If you have a blog post about crocheting winter beanie hats, you might want to create a piece of content about crocheting for beginners.
Let’s say instead of initially writing a blog post about video marketing, you simply published a stat on social about how many marketers currently use video, which received tons of engagement.
To prolong the success of that topic, you might want to present more information that helps paint the bigger picture for your audience.
This could be a long form blog post that dives deeper into how to get started with video marketing, or an infographic with more stats.
Can you relate it to anything timely? Look for a way to connect your content to a current event, season or trending topic.
You could create content about video marketing around an upcoming holiday, or even encourage your readers to submit videos of their own.
Or if you’ve come across an awesome video from another brand, and lots of people are talking about it, consider featuring them in an article that dissects their work.
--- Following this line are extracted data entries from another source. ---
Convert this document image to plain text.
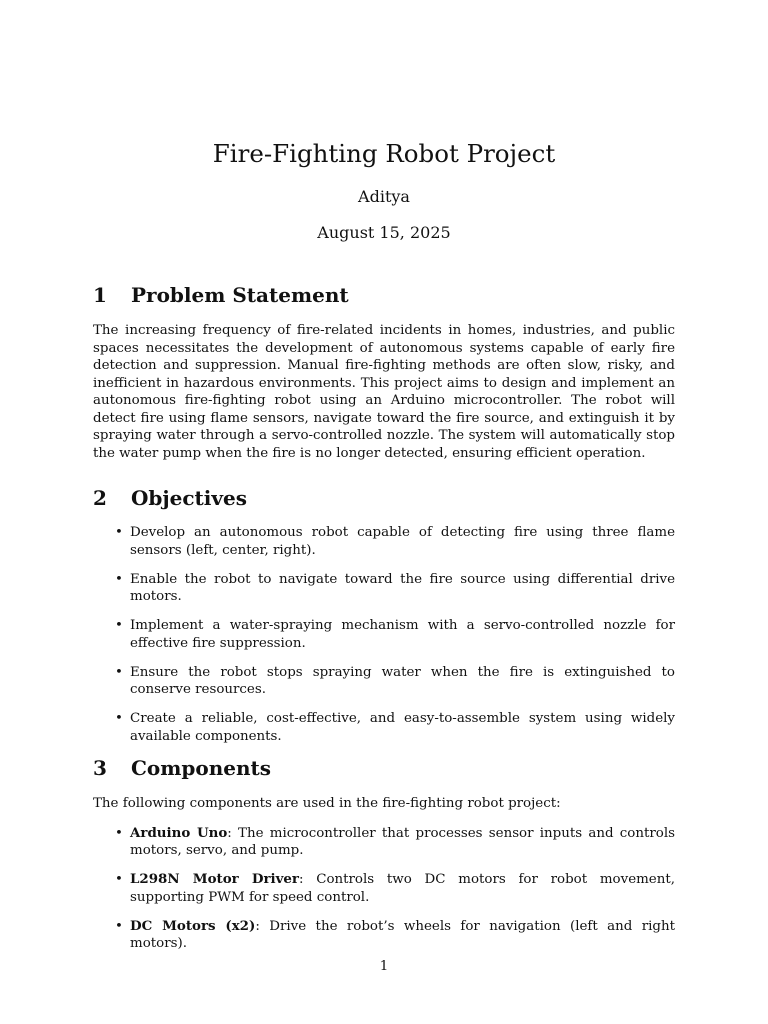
Fire-Fighting Robot Project
Aditya
August 15, 2025
1 Problem Statement

The increasing frequency of fire-related incidents in homes, industries, and public spaces necessitates the development of autonomous systems capable of early fire detection and suppression. Manual fire-fighting methods are often slow, risky, and inefficient in hazardous environments. This project aims to design and implement an autonomous fire-fighting robot using an Arduino microcontroller. The robot will detect fire using flame sensors, navigate toward the fire source, and extinguish it by spraying water through a servo-controlled nozzle. The system will automatically stop the water pump when the fire is no longer detected, ensuring efficient operation.

2 Objectives
• Develop an autonomous robot capable of detecting fire using three flame sensors (left, center, right).
• Enable the robot to navigate toward the fire source using differential drive motors.
• Implement a water-spraying mechanism with a servo-controlled nozzle for effective fire suppression.
• Ensure the robot stops spraying water when the fire is extinguished to conserve resources.
• Create a reliable, cost-effective, and easy-to-assemble system using widely available components.
3 Components

The following components are used in the fire-fighting robot project:

• Arduino Uno: The microcontroller that processes sensor inputs and controls motors, servo, and pump.
• L298N Motor Driver: Controls two DC motors for robot movement, supporting PWM for speed control.
• DC Motors (x2): Drive the robot’s wheels for navigation (left and right motors).
1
3. Take a many-to-one approach.
Consolidating multiple pieces of content into one is another simple way to breathe new life into old content. This is great for creating listicles or round-ups of your best work.
However, if your original piece of content was a blog post, that doesn’t mean your repurposed content has to take that form, too.
Let’s say you have a blog post, infographic and social posts about video marketing. You might round up all of your most popular content related to that topic into an eBook of, “The Top 10 Things You Should Know About Video Marketing.”
4. Take a one-to-many approach.
Instead of grouping multiple pieces of content together, you can also get inspiration from one piece of content to create multiple types.
If you were to gather a survey of data from your customers about how they’re using video and write a blog post about it, you could also use that information in an infographic, an email and multiple social posts.
This not only ensures you have enough content to share on different platforms, but that you’re truly providing your audience with the information they want.
Recycling and Reusing Content
Repurposing content should be a simple solution to building out your content calendar.